Li’s family was expelled from Beijing and sent to rural Anhui Province where, for a while, before Li’s father was tried and sentenced to seven years’ hard labor, he was given a job tending cows. Li’s mother was sent to teach at a school in a remote village. Twelve-year-old Li was left alone in her family’s apartment for four years, looked after by neighbors.
“My situation wasn’t uncommon during the Cultural Revolution. Many parents were sent away. Many children were left alone. By that point, the Red Guard had shut down most of the schools. There wasn’t anything to do. I just stayed at home. Fortunately, I had two things in my favor. We had managed to save some of my father’s books, classical Chinese literature, so I was able to read poetry. My father was a very typical Chinese scholar. He’d studied all the Chinese classics and had made us memorize lots of poetry. He’d also made sure that I studied Chinese calligraphy. From the time I was very little, my father hired a calligraphy tutor for me, a very talented man. I was so little when I started that I had to sit on his lap to reach the table. I was very good at calligraphy, and I progressed very fast.

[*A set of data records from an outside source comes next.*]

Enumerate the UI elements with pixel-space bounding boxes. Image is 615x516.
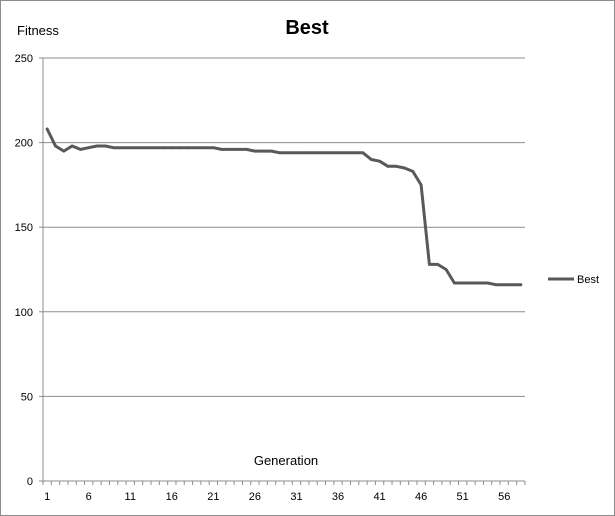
data-point	[261, 149, 265, 153]
data-point	[120, 146, 124, 150]
data-point	[87, 146, 91, 150]
x-tick-label: 26	[249, 491, 261, 503]
data-point	[253, 149, 257, 153]
data-point	[220, 147, 224, 151]
data-point	[494, 283, 498, 287]
data-point	[369, 158, 373, 161]
data-point	[112, 146, 116, 150]
data-point	[203, 146, 207, 150]
data-point	[211, 146, 215, 150]
data-point	[295, 151, 298, 155]
data-point	[519, 283, 523, 287]
data-point	[45, 127, 49, 131]
data-point	[54, 144, 57, 148]
x-tick-label: 21	[207, 491, 219, 503]
data-point	[502, 283, 506, 287]
data-point	[319, 151, 323, 155]
data-point	[137, 146, 140, 150]
data-point	[452, 281, 456, 285]
y-tick-label: 100	[15, 307, 33, 319]
data-point	[178, 146, 182, 150]
x-tick-label: 31	[290, 491, 302, 503]
data-point	[153, 146, 157, 150]
axes	[42, 58, 525, 482]
data-point	[170, 146, 174, 150]
legend-label: Best	[577, 274, 599, 286]
data-point	[286, 151, 290, 155]
data-point	[353, 151, 357, 155]
data-point	[187, 146, 190, 150]
series-group	[45, 127, 523, 287]
data-point	[103, 144, 107, 148]
data-point	[70, 144, 74, 148]
data-point	[228, 147, 232, 151]
x-tick-label: 51	[457, 491, 469, 503]
data-point	[486, 281, 490, 285]
data-point	[403, 166, 406, 170]
data-point	[511, 283, 514, 287]
x-axis-label: Generation	[254, 453, 318, 468]
y-tick-label: 0	[27, 476, 33, 488]
x-tick-labels: 1 6 11 16 21 26 31 36 41 46 51 56	[42, 481, 526, 503]
data-point	[128, 146, 132, 150]
x-tick-label: 1	[44, 491, 50, 503]
x-tick-label: 16	[166, 491, 178, 503]
data-point	[477, 281, 481, 285]
data-point	[419, 183, 423, 187]
data-point	[344, 151, 348, 155]
y-tick-labels: 0 50 100 150 200 250	[15, 53, 43, 488]
x-tick-label: 6	[86, 491, 92, 503]
y-tick-label: 150	[15, 222, 33, 234]
data-point	[78, 147, 82, 151]
chart-title: Best	[285, 17, 329, 39]
data-point	[469, 281, 473, 285]
data-point	[411, 169, 415, 173]
gridlines	[43, 57, 525, 397]
data-point	[336, 151, 340, 155]
y-tick-label: 200	[15, 138, 33, 150]
y-axis-label: Fitness	[17, 23, 59, 38]
series-line-best	[45, 127, 523, 287]
data-point	[162, 146, 165, 150]
data-point	[311, 151, 315, 155]
data-point	[278, 151, 282, 155]
data-point	[145, 146, 149, 150]
y-tick-label: 250	[15, 53, 33, 65]
data-point	[361, 151, 365, 155]
data-point	[62, 149, 66, 153]
x-tick-label: 36	[332, 491, 344, 503]
data-point	[436, 263, 440, 266]
data-point	[444, 268, 448, 271]
x-tick-label: 56	[498, 491, 510, 503]
data-point	[270, 149, 273, 153]
data-point	[236, 147, 240, 151]
data-point	[386, 164, 390, 168]
data-point	[245, 147, 249, 151]
data-point	[303, 151, 307, 155]
data-point	[328, 151, 332, 155]
x-tick-label: 41	[373, 491, 385, 503]
data-point	[428, 263, 431, 266]
x-tick-label: 11	[125, 491, 136, 503]
x-tick-label: 46	[415, 491, 427, 503]
y-tick-label: 50	[21, 391, 33, 403]
data-point	[378, 159, 381, 163]
data-point	[95, 144, 99, 148]
data-point	[461, 281, 465, 285]
data-point	[195, 146, 199, 150]
legend: Best	[548, 274, 599, 286]
data-point	[394, 164, 398, 168]
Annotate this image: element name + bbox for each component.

“After you get past a certain point of proficiency in calligraphy, you usually choose to study a particular style, and there are some styles considered appropriate for boys and other styles appropriate for girls. Although my father was traditional in many ways, he allowed me to study a particular style, a very bold, masculine, assertive style that most girls never studied.
“My calligraphy studies gave me a good visual sense, a good sense of control with a brush — Chinese calligraphy is done with a brush. Calligraphy gave me a good basis for drawing, for draftsmanship, and all those years I was alone in my family’s apartment, I drew. Simple things. I’d concentrate on a single object, a chestnut for example, and I’d draw it over and over again, maybe as many as 75 times. You have to understand how visually starved we were in China, for color, for visual excitement. The government controlled all media. All images were repetitive, political. So I learned to find visual stimulation in very simple things; I learned to concentrate on detail, which was possibly the best education for a young artist. I can thank Mao for giving me that isolation.

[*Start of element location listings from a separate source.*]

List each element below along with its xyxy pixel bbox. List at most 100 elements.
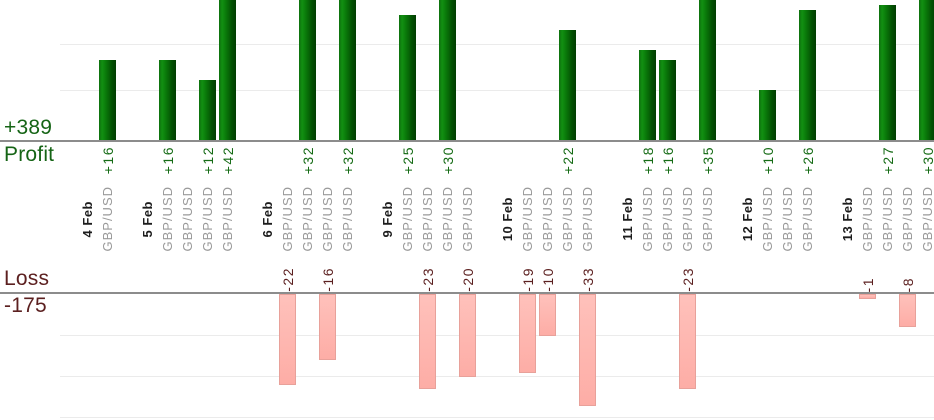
loss-bar (419, 294, 436, 389)
instrument-label-zone: GBP/USD (758, 186, 778, 252)
loss-value-label: -33 (580, 267, 596, 292)
profit-value-zone: +30 (918, 146, 934, 184)
profit-bar (659, 60, 676, 140)
instrument-label: GBP/USD (520, 186, 535, 252)
instrument-label: GBP/USD (780, 186, 795, 252)
instrument-label: GBP/USD (700, 186, 715, 252)
loss-value-label: -8 (900, 276, 916, 292)
trade-column: GBP/USD +32 (338, 0, 358, 420)
instrument-label-zone: GBP/USD (218, 186, 238, 252)
loss-value-zone: -22 (278, 250, 298, 292)
profit-bar (339, 0, 356, 140)
total-profit-label: +389 (4, 116, 53, 139)
profit-value-label: +22 (560, 146, 576, 175)
date-column: 9 Feb (378, 0, 398, 420)
profit-value-label: +10 (760, 146, 776, 175)
date-label-zone: 11 Feb (618, 186, 638, 252)
trade-column: GBP/USD +18 (638, 0, 658, 420)
instrument-label: GBP/USD (440, 186, 455, 252)
instrument-label-zone: GBP/USD (578, 186, 598, 252)
instrument-label: GBP/USD (880, 186, 895, 252)
trade-column: GBP/USD +30 (438, 0, 458, 420)
date-column: 11 Feb (618, 0, 638, 420)
instrument-label-zone: GBP/USD (538, 186, 558, 252)
gridline (60, 417, 934, 418)
loss-value-label: -10 (540, 267, 556, 292)
instrument-label-zone: GBP/USD (318, 186, 338, 252)
trade-column: GBP/USD +25 (398, 0, 418, 420)
loss-bar (859, 294, 876, 299)
day-group: 10 Feb GBP/USD -19 GBP/USD -10 GBP/USD +22 GBP/… (498, 0, 598, 420)
loss-value-label: -22 (280, 267, 296, 292)
instrument-label: GBP/USD (900, 186, 915, 252)
instrument-label-zone: GBP/USD (698, 186, 718, 252)
trade-column: GBP/USD (178, 0, 198, 420)
loss-zero-line (0, 292, 934, 294)
day-group: 13 Feb GBP/USD -1 GBP/USD +27 GBP/USD -8 GBP/US… (838, 0, 934, 420)
date-label: 11 Feb (620, 197, 635, 241)
loss-value-label: -20 (460, 267, 476, 292)
instrument-label: GBP/USD (800, 186, 815, 252)
instrument-label-zone: GBP/USD (918, 186, 934, 252)
instrument-label: GBP/USD (340, 186, 355, 252)
date-column: 6 Feb (258, 0, 278, 420)
instrument-label: GBP/USD (640, 186, 655, 252)
loss-value-zone: -33 (578, 250, 598, 292)
instrument-label-zone: GBP/USD (418, 186, 438, 252)
profit-zero-line (0, 140, 934, 142)
gridline (60, 44, 934, 45)
profit-bar (299, 0, 316, 140)
profit-value-zone: +26 (798, 146, 818, 184)
loss-axis-label: Loss (4, 267, 50, 290)
profit-value-zone: +16 (158, 146, 178, 184)
instrument-label-zone: GBP/USD (778, 186, 798, 252)
profit-value-zone: +18 (638, 146, 658, 184)
trade-column: GBP/USD +16 (98, 0, 118, 420)
profit-value-label: +25 (400, 146, 416, 175)
instrument-label: GBP/USD (760, 186, 775, 252)
loss-bar (319, 294, 336, 360)
instrument-label-zone: GBP/USD (518, 186, 538, 252)
profit-value-label: +18 (640, 146, 656, 175)
profit-value-label: +27 (880, 146, 896, 175)
instrument-label-zone: GBP/USD (338, 186, 358, 252)
trade-column: GBP/USD +12 (198, 0, 218, 420)
loss-value-zone: -8 (898, 250, 918, 292)
profit-bar (99, 60, 116, 140)
date-label: 13 Feb (840, 196, 855, 242)
instrument-label: GBP/USD (920, 186, 934, 252)
instrument-label: GBP/USD (680, 186, 695, 252)
profit-bar (799, 10, 816, 140)
total-loss-label: -175 (4, 294, 47, 317)
profit-value-zone: +35 (698, 146, 718, 184)
loss-bar (279, 294, 296, 385)
date-column: 10 Feb (498, 0, 518, 420)
loss-value-label: -1 (860, 276, 876, 292)
trade-column: GBP/USD +16 (658, 0, 678, 420)
date-column: 4 Feb (78, 0, 98, 420)
profit-value-label: +35 (700, 146, 716, 175)
profit-value-label: +16 (660, 146, 676, 175)
date-label-zone: 4 Feb (78, 186, 98, 252)
date-label-zone: 9 Feb (378, 186, 398, 252)
instrument-label-zone: GBP/USD (178, 186, 198, 252)
day-group: 11 Feb GBP/USD +18 GBP/USD +16 GBP/USD -23 GBP/… (618, 0, 718, 420)
trade-column: GBP/USD -20 (458, 0, 478, 420)
trade-column: GBP/USD -23 (418, 0, 438, 420)
date-label-zone: 6 Feb (258, 186, 278, 252)
instrument-label-zone: GBP/USD (158, 186, 178, 252)
trade-column: GBP/USD -33 (578, 0, 598, 420)
trade-column: GBP/USD -22 (278, 0, 298, 420)
loss-value-zone: -10 (538, 250, 558, 292)
date-label: 5 Feb (140, 200, 155, 238)
profit-value-label: +30 (920, 146, 934, 175)
instrument-label: GBP/USD (560, 186, 575, 252)
instrument-label: GBP/USD (100, 186, 115, 252)
instrument-label: GBP/USD (180, 186, 195, 252)
instrument-label: GBP/USD (280, 186, 295, 252)
profit-value-zone: +16 (658, 146, 678, 184)
instrument-label-zone: GBP/USD (398, 186, 418, 252)
profit-bar (759, 90, 776, 140)
loss-bar (519, 294, 536, 373)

“There were many ironies during the Cultural Revolution, and one of the worst for our family was that my calligraphy teacher publicly denounced my father. During the Cultural Revolution, they set up these loudspeakers on every apartment building, and these loudspeakers broadcast propaganda all day long. You couldn’t get away from them. They broadcast political news and they broadcast information about political criminals. And there came one day —we all heard it — when we heard my calligraphy teacher’s voice booming out of the loudspeakers on our apartment building. My calligraphy teacher’s voice denouncing my father as a political criminal. This destroyed my father. He had respected this man. I sat on this man’s knee as a little child. I had studied with him. He had been my teacher. And he denounced my father.

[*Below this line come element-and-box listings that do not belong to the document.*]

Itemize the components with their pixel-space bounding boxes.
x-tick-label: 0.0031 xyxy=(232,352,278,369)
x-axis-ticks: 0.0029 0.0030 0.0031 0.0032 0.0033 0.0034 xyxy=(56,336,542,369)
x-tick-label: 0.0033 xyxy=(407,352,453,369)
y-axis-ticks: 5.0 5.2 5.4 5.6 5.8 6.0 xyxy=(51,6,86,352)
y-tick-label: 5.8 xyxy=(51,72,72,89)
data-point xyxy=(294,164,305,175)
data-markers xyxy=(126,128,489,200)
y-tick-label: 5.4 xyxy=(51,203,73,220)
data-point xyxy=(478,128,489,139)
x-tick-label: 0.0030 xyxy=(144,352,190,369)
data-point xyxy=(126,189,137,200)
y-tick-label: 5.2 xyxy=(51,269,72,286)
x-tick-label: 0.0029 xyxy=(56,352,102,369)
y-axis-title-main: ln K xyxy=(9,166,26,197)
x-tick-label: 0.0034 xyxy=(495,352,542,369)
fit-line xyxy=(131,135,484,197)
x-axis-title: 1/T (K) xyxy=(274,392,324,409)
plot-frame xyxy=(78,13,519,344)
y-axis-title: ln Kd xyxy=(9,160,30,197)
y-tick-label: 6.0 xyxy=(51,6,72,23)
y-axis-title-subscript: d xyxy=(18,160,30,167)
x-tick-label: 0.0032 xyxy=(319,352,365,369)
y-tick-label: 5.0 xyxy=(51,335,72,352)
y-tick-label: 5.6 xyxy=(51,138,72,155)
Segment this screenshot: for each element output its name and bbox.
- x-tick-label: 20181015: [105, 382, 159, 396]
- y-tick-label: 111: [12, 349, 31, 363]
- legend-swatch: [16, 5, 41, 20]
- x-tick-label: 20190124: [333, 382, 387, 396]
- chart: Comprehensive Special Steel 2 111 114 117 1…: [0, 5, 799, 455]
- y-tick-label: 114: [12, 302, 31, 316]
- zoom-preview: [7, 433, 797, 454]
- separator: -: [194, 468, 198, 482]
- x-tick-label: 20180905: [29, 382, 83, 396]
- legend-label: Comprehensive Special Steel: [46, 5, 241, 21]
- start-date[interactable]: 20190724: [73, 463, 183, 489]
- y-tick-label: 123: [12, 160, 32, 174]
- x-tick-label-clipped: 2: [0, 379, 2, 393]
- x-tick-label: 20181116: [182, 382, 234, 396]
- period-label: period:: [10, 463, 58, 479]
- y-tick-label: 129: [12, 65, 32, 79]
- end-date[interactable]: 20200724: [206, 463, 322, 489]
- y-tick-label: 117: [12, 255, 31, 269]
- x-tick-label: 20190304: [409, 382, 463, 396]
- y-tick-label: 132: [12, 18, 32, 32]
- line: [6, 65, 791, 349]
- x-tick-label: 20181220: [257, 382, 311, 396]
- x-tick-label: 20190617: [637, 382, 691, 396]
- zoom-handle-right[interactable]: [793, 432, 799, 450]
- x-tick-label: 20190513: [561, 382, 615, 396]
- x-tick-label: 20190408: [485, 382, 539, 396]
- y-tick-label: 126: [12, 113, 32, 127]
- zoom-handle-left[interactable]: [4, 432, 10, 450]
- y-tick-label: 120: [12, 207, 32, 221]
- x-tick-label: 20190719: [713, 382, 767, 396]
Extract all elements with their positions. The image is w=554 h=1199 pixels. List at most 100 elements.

“So the years passed. My father was in prison. My mother was away. When I was 16 I, like all Chinese teenagers at the time, was sent to work on a collective farm in a rural village. I came from a ‘black’ family. I wanted so badly to fit in. I was determined to work very hard. Because I’m from Beijing, I speak Mandarin with a strong Beijing accent. One of the things that gave me away was that the Beijing accent has a strong r sound, very similar to the r sound in American English. So I tried to soften my accent, to get rid of my Beijing r. I also worked very hard in the wheat fields — carting manure to the fields, planting, harvesting. Harvesttime was the most difficult. We worked almost ’round the clock, getting the harvest in before it rained. It was hard, repetitive work.